Two Suffrage lobbyists were calling on Hoke Smith. “As you are Suffragists,” Mr. Smith said, “you won’t mind standing.” He himself sat, lounging comfortably in his chair. He took out a big cigar, inserted it in his mouth, lighted it. The two women said what they had to say, standing, while Mr. Smith smoked contemptuously on.
318Those two women were Emily Perry and Jeannette Rankin.
The lobbying for the Woman’s Party was directed at first by Alice Paul and Lucy Burns. Mrs. Gilson Gardner was the pioneer lobbyist, and the first-year lobbyists were all women voters. They made reports to Alice Paul and Lucy Burns every day. First these were oral; later they were written. This was the nucleus of the Woman’s Party card catalogue which has since become so famous. Finally, these written reports were put in tabulated form by Mrs. Grimes of Michigan.
As the work grew, unenfranchised women lobbied as often as enfranchised. The early lobbyists were: Mrs. Gilson Gardner, Mrs. William Kent, Mrs. George Odell, Lucy Burns, Abby Scott Baker, Mrs. Lowell Mellett. But not only the experienced lobbied. As has before been set down—following that wise instinct which impelled Alice Paul to give her workers glimpses of all phases of the movement—as fast as the organizers came back to Washington, she sent them up to the galleries of Congress to listen; she made them lobby for a while. And, as has elsewhere been stated, this was found to be a mutual benefit. Organizers took the temper and atmosphere of Congress back to the States, and sometimes to the very constituents of the Congressmen with whom they had talked; they put Congressmen in touch with what was happening at home. Whenever a woman visiting Washington called at Headquarters, Alice Paul immediately sent her to the Capitol to lobby the Congressmen and Senators of her own State.

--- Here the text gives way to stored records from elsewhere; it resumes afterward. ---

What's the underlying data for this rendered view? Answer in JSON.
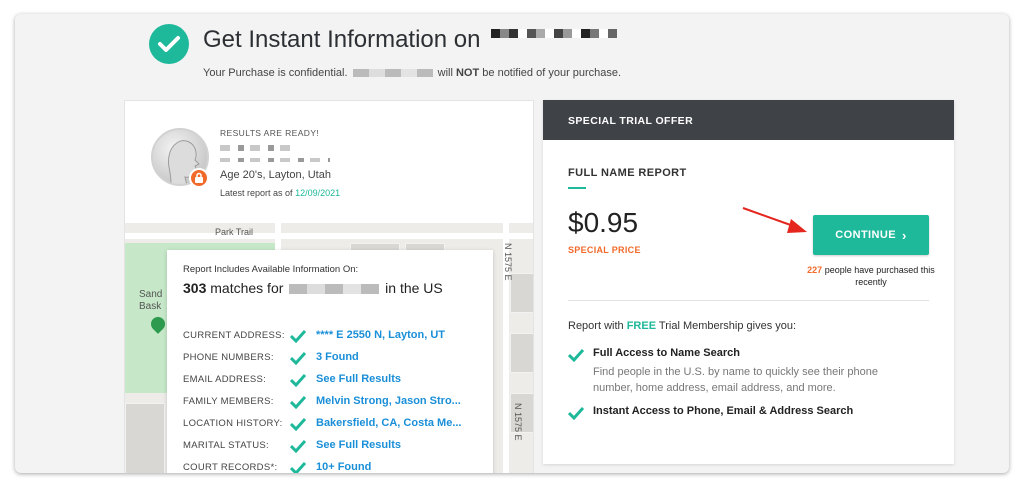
{
  "header": {
    "title": "Get Instant Information on",
    "subtitle_before": "Your Purchase is confidential.",
    "subtitle_will": "will",
    "subtitle_not": "NOT",
    "subtitle_after": "be notified of your purchase.",
    "check_icon": "check-circle-icon"
  },
  "results": {
    "status": "RESULTS ARE READY!",
    "age_location": "Age 20's, Layton, Utah",
    "latest_label": "Latest report as of",
    "latest_date": "12/09/2021"
  },
  "map": {
    "labels": [
      "Park Trail",
      "N 1575 E",
      "N 1575 E",
      "Sand",
      "Bask"
    ]
  },
  "report": {
    "heading": "Report Includes Available Information On:",
    "matches_count": "303",
    "matches_text": "matches for",
    "matches_suffix": "in the US",
    "rows": [
      {
        "label": "CURRENT ADDRESS:",
        "value": "**** E 2550 N, Layton, UT"
      },
      {
        "label": "PHONE NUMBERS:",
        "value": "3 Found"
      },
      {
        "label": "EMAIL ADDRESS:",
        "value": "See Full Results"
      },
      {
        "label": "FAMILY MEMBERS:",
        "value": "Melvin Strong, Jason Stro..."
      },
      {
        "label": "LOCATION HISTORY:",
        "value": "Bakersfield, CA, Costa Me..."
      },
      {
        "label": "MARITAL STATUS:",
        "value": "See Full Results"
      },
      {
        "label": "COURT RECORDS*:",
        "value": "10+ Found"
      }
    ]
  },
  "offer": {
    "bar_title": "SPECIAL TRIAL OFFER",
    "product": "FULL NAME REPORT",
    "price": "$0.95",
    "price_note": "SPECIAL PRICE",
    "continue_label": "CONTINUE",
    "continue_chevron": "›",
    "purchased_count": "227",
    "purchased_text": "people have purchased this recently",
    "trial_before": "Report with",
    "trial_free": "FREE",
    "trial_after": "Trial Membership gives you:",
    "features": [
      {
        "title": "Full Access to Name Search",
        "desc": "Find people in the U.S. by name to quickly see their phone number, home address, email address, and more."
      },
      {
        "title": "Instant Access to Phone, Email & Address Search",
        "desc": ""
      }
    ]
  },
  "colors": {
    "accent": "#1eb89a",
    "link": "#1a8fd8",
    "warning": "#f26a2a",
    "dark_bar": "#3f4246",
    "annotation_arrow": "#e5261f"
  }
}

In November, 1915, Anne Martin, as Chairman of the Legislative Department, became the head of the lobbying. Miss Martin is a born general. She brought to this situation an instinct for the strategy and tactics of politics. She supervised the work of those who were under her, sent them up to Congress with specific directions; received their reports; collated them; made suggestions for the next day’s 319work; developed a closer relation with the constituents and kept local chairmen in touch with the States of their own Congressmen and Senators. In 1916, Anne Martin ran for Senator in Nevada. She had of necessity to relinquish active work in Washington for the Woman’s Party.
In the spring of 1916, therefore, Maud Younger who was in a position to give her whole time to it, became Chairman of the Lobby Committee and chief lobbyist for the Amendment.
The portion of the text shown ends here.